GAA: In tutta questa storia qual è invece il ruolo dei collezionisti?
EM: I collezionisti sono il grande problema dell’arte contemporanea, una volta i collezionisti erano degli amatori dell’arte, compravano un quadro perché gli piaceva e davano sostegno alla galleria sia culturalmente che economicamente. Oggi il collezionista cerca di prendere i quadri alle gallerie e li mette via, addirittura non li espongono nemmeno in casa, ma li lasciano direttamente nelle casse per poi rivenderli e ricomprarli. Questo è diventato un altro mestiere.
GAA: Negli ultimi anni come sono cambiati i canoni estetici dell’opera d’arte?
EM: Questo è un punto di vista che non mi compete, l’arte va sempre avanti anche con un colpo avanti e un colpo indietro, naturalmente l’arte segna il percorso e indica la strada e vedrà che questo non sarà un problema, sarà un modo per rinnovare le forze e migliorerà sempre. L’arte è il sale del mondo e ha sempre servito in tutti i momenti buoni e meno buoni dell’umanità.
GAA: Come era lavorare con Gino De Dominicis, Tano Festa, Mario Schifano e Alighiero Boetti?

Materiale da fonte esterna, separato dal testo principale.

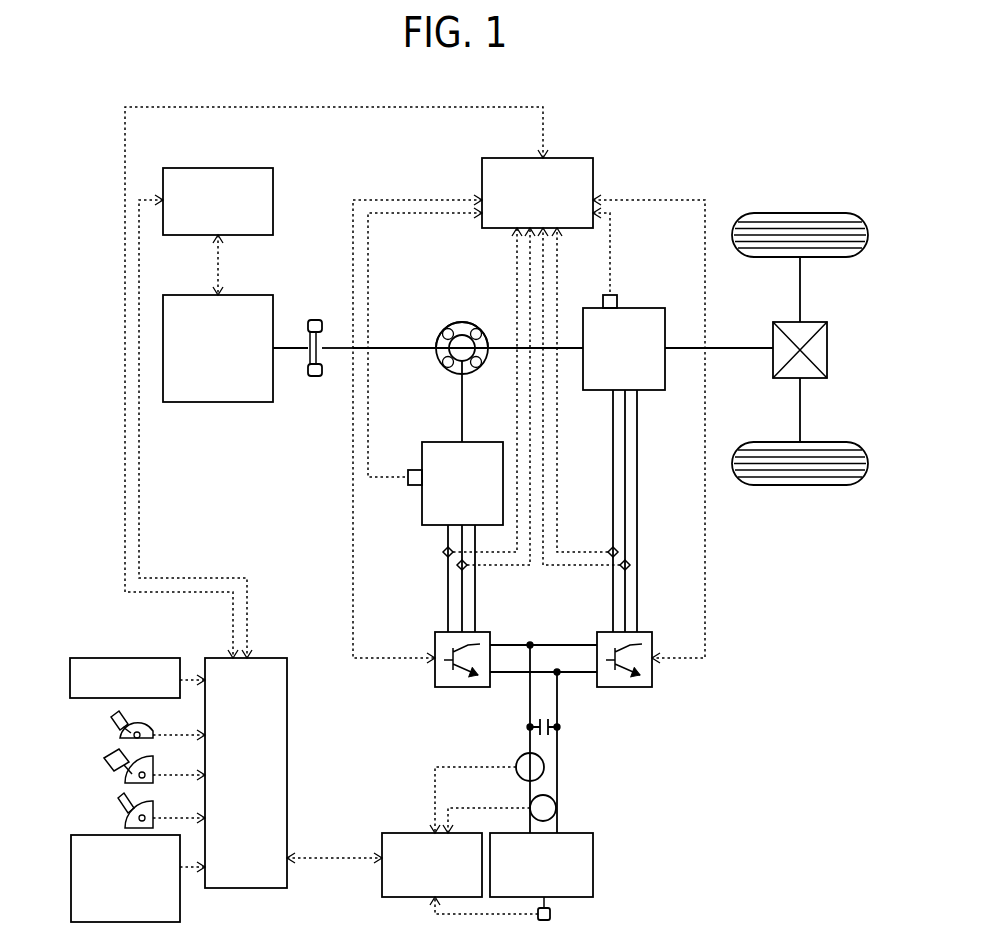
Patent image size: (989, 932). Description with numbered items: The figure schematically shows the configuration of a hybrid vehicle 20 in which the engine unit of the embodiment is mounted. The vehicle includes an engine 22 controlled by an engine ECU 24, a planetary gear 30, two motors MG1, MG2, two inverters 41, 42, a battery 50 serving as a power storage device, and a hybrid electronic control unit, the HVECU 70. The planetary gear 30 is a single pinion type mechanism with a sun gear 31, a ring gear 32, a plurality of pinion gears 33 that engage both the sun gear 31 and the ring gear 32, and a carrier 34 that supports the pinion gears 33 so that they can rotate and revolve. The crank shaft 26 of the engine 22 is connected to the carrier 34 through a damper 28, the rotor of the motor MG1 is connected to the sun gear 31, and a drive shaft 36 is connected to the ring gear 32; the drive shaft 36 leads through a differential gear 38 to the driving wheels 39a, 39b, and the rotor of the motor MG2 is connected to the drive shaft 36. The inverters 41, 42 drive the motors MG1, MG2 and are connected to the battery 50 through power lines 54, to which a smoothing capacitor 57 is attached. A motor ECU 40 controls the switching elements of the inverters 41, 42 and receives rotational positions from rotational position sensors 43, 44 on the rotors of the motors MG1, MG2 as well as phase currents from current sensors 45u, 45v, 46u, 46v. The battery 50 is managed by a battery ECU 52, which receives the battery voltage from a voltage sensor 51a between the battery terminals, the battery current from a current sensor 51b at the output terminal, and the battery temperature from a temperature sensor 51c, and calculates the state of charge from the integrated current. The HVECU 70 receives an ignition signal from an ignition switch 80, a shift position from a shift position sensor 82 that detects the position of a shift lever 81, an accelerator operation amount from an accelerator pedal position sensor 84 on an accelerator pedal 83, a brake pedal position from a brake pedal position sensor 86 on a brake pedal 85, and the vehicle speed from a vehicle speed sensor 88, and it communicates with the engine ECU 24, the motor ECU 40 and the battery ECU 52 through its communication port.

EM: Ho quasi 80 anni e per 50 anni ho lavorato con il meglio della cultura italiana, e ho sempre rischiato ed esposto il lavoro che ho comprato investendo sempre di persona. Oggi le gallerie sono case di affitto, si fitta lo spazio ad artisti competenti, oppure con altri artisti si dividono gli utili. Insomma questo è diventato un altro mestiere, un altro mondo che non voglio contestare, ma non è il mio modo di lavorare. Se l’arte non riprende il suo palcoscenico, il suo teatro cioè la galleria è tutto finito.
GAA: Nel tempo il rapporto con gli artisti è cambiato?
EM: Ma gli artisti sono sempre uguali, sono degli egocentrici della madonna. Gli artisti vanno dove ci sono gli interessi, gli artisti sono stati corrotti dal denaro. Una volta gli artisti erano dei privilegiati e vivevano per conto proprio in modo felice. Oggi l’artista non è più felice, oggi l’artista è sottomesso alla finanza.
GAA: Perché non è più felice?
EM: Perché dipende sempre da qualcuno più bravo di lui, ma più ignorante e molto più cinico e molto più cattivo.
GAA: Oggi molte gallerie e fiere cercano di sfruttare le potenzialità dei social. Lei cosa sa pensa a riguardo?
EM: Io sono sempre favorevole ai metodi innovativi, credo che un’opera d’arte sia tattile e per comprarla bisogna vederla, toccarla, annusarla e giraci intorno, vederla solo come una fotografia secondo me è un vulnus che si fa all’arte.